«Эта местность мешает мне думать, – сказал он тихо. – Из-за нее мои мысли качаются, как подвесные мосты на бурной реке. Она прекрасна и потому приковывает к себе».
Я закрываю глаза и говорю: О, зеленая гора у реки, с которой в воду катятся камни, ты прекрасна.
Но горе этого мало, она хочет, чтобы я открыл глаза и смотрел на нее.
Но если я, закрыв глаза, говорю: Гора, я тебя не люблю, ибо ты напоминаешь мне облака, вечернюю зарю и купол неба, а это все вещи, от вида которых я чуть не плачу, ибо их невозможно достичь, когда тебя несут на носилках. И кроме того, показывая мне свою красоту, ты, коварная гора, закрываешь мне вид на далекие дали, а он радует меня, ибо показывает достижимое в прекрасной перспективе. Вот почему я не люблю тебя, гора у реки, нет, я тебя не люблю.
Но и к этой речи гора осталась бы так же безразлична, как и к первой, которую я произнес с открытыми глазами. Она всегда недовольна.
А разве мы не должны во что бы то ни стало настроить ее дружески по отношению к нам, дабы она вообще оставалась на месте и не обрушилась на нас, ведь она так любит иногда полакомиться кашей из наших мозгов. Иначе она прибьет меня своей зазубренной тенью, преградит мне путь отвесными голыми скалами, и мои носильщики станут спотыкаться о каждый камешек на дороге.
Но не только одна гора так тщеславна, так прилипчива и мстительна, все остальное тоже. Вот и приходится мне все время держать глаза открытыми – о, как они болят! – и повторять:
«Да, гора, ты прекрасна, и леса на твоем западном склоне приносят мне радость. И тобой, цветок, я тоже доволен, твой розовый цвет радует мою душу. И ты, трава на лугу, выросла высокой и сочной, и от тебя веет прохладой. И ты, диковинный куст, колешься столь внезапно, что вспугиваешь мои мысли. А ты, река, нравишься мне так сильно, что я прикажу нести меня сквозь твои ласковые воды».
Десять раз подряд громко выкрикнув эту хвалу, сопровождаемую каким-то подобием поклона, толстяк опустил голову и сказал, закрыв глаза:
«Но теперь – прошу вас – гора, цветок, трава, куст и река, – дайте мне немного простора, чтобы я мог дышать».

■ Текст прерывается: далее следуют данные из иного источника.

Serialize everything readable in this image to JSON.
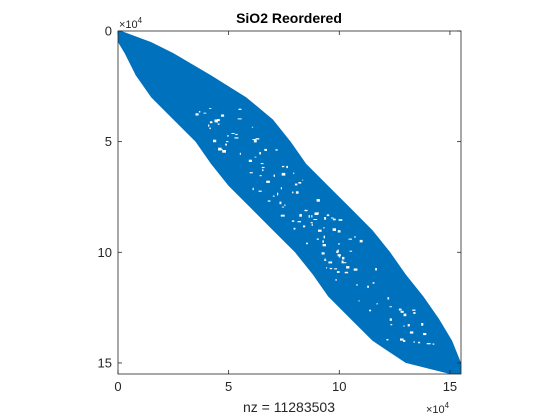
{
  "chart_data": {
    "type": "spy",
    "title": "SiO2 Reordered",
    "xlabel": "nz = 11283503",
    "ylabel": "",
    "x_multiplier": "×10",
    "x_multiplier_exp": "4",
    "y_multiplier": "×10",
    "y_multiplier_exp": "4",
    "xlim": [
      0,
      15.5
    ],
    "ylim": [
      0,
      15.5
    ],
    "y_reversed": true,
    "xticks": [
      {
        "value": 0,
        "label": "0"
      },
      {
        "value": 5,
        "label": "5"
      },
      {
        "value": 10,
        "label": "10"
      },
      {
        "value": 15,
        "label": "15"
      }
    ],
    "yticks": [
      {
        "value": 0,
        "label": "0"
      },
      {
        "value": 5,
        "label": "5"
      },
      {
        "value": 10,
        "label": "10"
      },
      {
        "value": 15,
        "label": "15"
      }
    ],
    "color": "#0072bd",
    "band_profile": [
      {
        "row": 0.0,
        "col_start": 0.0,
        "col_end": 0.15
      },
      {
        "row": 0.5,
        "col_start": 0.0,
        "col_end": 1.5
      },
      {
        "row": 1.0,
        "col_start": 0.3,
        "col_end": 2.5
      },
      {
        "row": 2.0,
        "col_start": 0.8,
        "col_end": 4.2
      },
      {
        "row": 3.0,
        "col_start": 1.5,
        "col_end": 5.8
      },
      {
        "row": 4.0,
        "col_start": 2.5,
        "col_end": 7.0
      },
      {
        "row": 5.0,
        "col_start": 3.5,
        "col_end": 7.8
      },
      {
        "row": 6.0,
        "col_start": 4.2,
        "col_end": 8.5
      },
      {
        "row": 7.0,
        "col_start": 5.0,
        "col_end": 9.5
      },
      {
        "row": 8.0,
        "col_start": 6.0,
        "col_end": 10.5
      },
      {
        "row": 9.0,
        "col_start": 7.0,
        "col_end": 11.5
      },
      {
        "row": 10.0,
        "col_start": 8.0,
        "col_end": 12.3
      },
      {
        "row": 11.0,
        "col_start": 8.8,
        "col_end": 13.0
      },
      {
        "row": 12.0,
        "col_start": 9.5,
        "col_end": 13.8
      },
      {
        "row": 13.0,
        "col_start": 10.5,
        "col_end": 14.5
      },
      {
        "row": 14.0,
        "col_start": 11.5,
        "col_end": 15.1
      },
      {
        "row": 15.0,
        "col_start": 13.0,
        "col_end": 15.5
      },
      {
        "row": 15.5,
        "col_start": 15.0,
        "col_end": 15.5
      }
    ]
  }
}
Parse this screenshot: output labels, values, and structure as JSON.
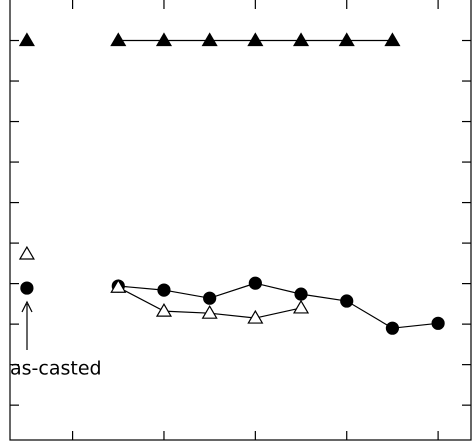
{
  "chart_data": {
    "type": "line",
    "annotation": "as-casted",
    "x": [
      0,
      1,
      2,
      3,
      4,
      5,
      6,
      7,
      8,
      9
    ],
    "series": [
      {
        "marker": "triangle",
        "filled": true,
        "color": "#000000",
        "values": [
          9,
          null,
          9,
          9,
          9,
          9,
          9,
          9,
          9,
          null
        ]
      },
      {
        "marker": "circle",
        "filled": true,
        "color": "#000000",
        "values": [
          2.89,
          null,
          2.94,
          2.84,
          2.64,
          3.01,
          2.74,
          2.57,
          1.9,
          2.02
        ]
      },
      {
        "marker": "triangle",
        "filled": false,
        "color": "#000000",
        "values": [
          3.73,
          null,
          2.91,
          2.32,
          2.27,
          2.15,
          2.4,
          null,
          null,
          null
        ]
      }
    ],
    "xlim": [
      -0.37,
      9.72
    ],
    "xticks": [
      1,
      3,
      5,
      7,
      9
    ],
    "ylim": [
      -0.86,
      10
    ],
    "yticks": [
      0,
      1,
      2,
      3,
      4,
      5,
      6,
      7,
      8,
      9
    ]
  }
}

Тут окружающие горы начали поспешно перемещаться и прятаться за завесой тумана. Ряды фруктовых деревьев хоть и не тронулись с места, оставаясь на прежнем удалении друг от друга, равном примерно ширине дороги, но очертания их растаяли в воздухе раньше, чем все остальное; в это время диск солнца на небе закрыл собою темное облако со слегка просвечивающими краями, в тени которого земля вокруг как бы осела, а все, что на ней, утратило четкие формы.
Шаги носильщиков доносились до моего берега, но разглядеть что-либо на их лицах, казавшихся отсюда просто темными пятнами, я не мог. Видел только, что головы их клонились набок и спины сгибались под неподъемной тяжестью. Их вид вселил в меня тревогу, ибо я понял, что они совсем выбились из сил. Поэтому я не отрываясь следил глазами за тем, как они подошли к краю травянистого берега, как затем ступили на влажный песок – шаг их все еще был ровен, – как наконец вошли в прибрежные камыши, увязая в илистом дне, причем двое задних пригнулись еще ниже, дабы удержать носилки в горизонтальном положении. Я в ужасе сцепил пальцы. Теперь им при каждом шаге приходилось вытаскивать ноги из ила, и тела их, несмотря на прохладу этого переменчивого вечера, заблестели от пота.
Толстяк спокойно сидел, положив ладони на бедра, хотя остроконечные камышовые листья, выпрямляясь за передними носильщиками, хлестали его по голому телу.
Приближаясь к воде, носильщики все чаще сбивались с шага. Иногда носилки покачивались, словно плыли по волнам. Небольшие ямки в заросшем камышом дне приходилось, видимо, перепрыгивать или огибать, так как среди них, вероятно, попадались и глубокие. Вдруг из зарослей с криком вырвалась стая диких уток и круто взлетела вверх, к туче. Тут я увидел на миг лицо толстяка: на нем явно читалась тревога. Я встал и, прыгая с камня на камень, зигзагом спустился по крутому склону к реке. Я не думал, как это опасно, и был озабочен лишь тем, как помочь толстяку, если слуги не смогут его дольше нести. Спускался я так стремительно, что, оказавшись у воды, не мог удержаться и вбежал в реку, вызывая фонтаны брызг; остановился я лишь тогда, когда вода дошла мне до колен.